An Easy Way to Make a Treemap
If your data is a hierarchy, a treemap is a good way to show all the values at once and keep the structure in the visual. This is a quick way to make a treemap in R.
Back in 1990, Ben Shneiderman, of the University of Maryland, wanted to visualize what was going on in his always-full hard drive. He wanted to know what was taking up so much space. Given the hierarchical structure of directories and files, he first tried a tree diagram. It got too big too fast to be useful though. Too many nodes. Too many branches.
The treemap was his solution. It’s an area-based visualization where the size of each rectangle represents a metric since made popular by Martin Wattenberg’s Map of the Market and Marcos Weskamp’s newsmap.

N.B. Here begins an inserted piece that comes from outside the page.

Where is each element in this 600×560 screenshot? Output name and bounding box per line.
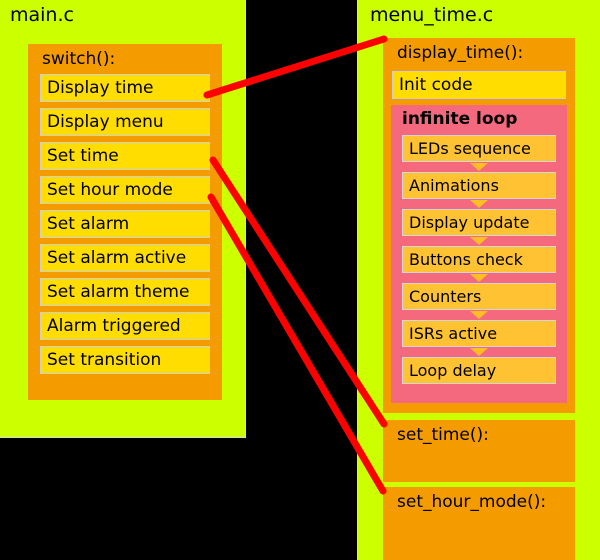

Here’s a really easy way to make your own treemap in just a couple lines of code. We’re looking to make something like the above.
Step 0. Download R
Like before, we’re going to use R, so you’ll want to get it before going any further. Download it for Windows, Mac, or Linux. Don’t let the out-dated site full you. You can get a lot done with the free software.
Step 1. Load the Data
We’ll use data covering a hundred popular posts on FlowingData. Here it is in CSV format. You don’t have to download it though. We’ll just load it directly into R. The main thing to take note of is what is there. There’s post id, number of views, number of comments, and category.
Okay, let’s load it into R using read.csv()
:
data <- read.csv("http://datasets.flowingdata.com/post-data.txt")
Loading data in CSV format into R.
Easy enough. We just used the read.csv()
function to load data from a URL. If your data is on your computer, you could also do something like data <- read.csv("post-data.txt")
. Just make sure the data file is in your current working directory, which you can change via the “Miscellaneous” menu.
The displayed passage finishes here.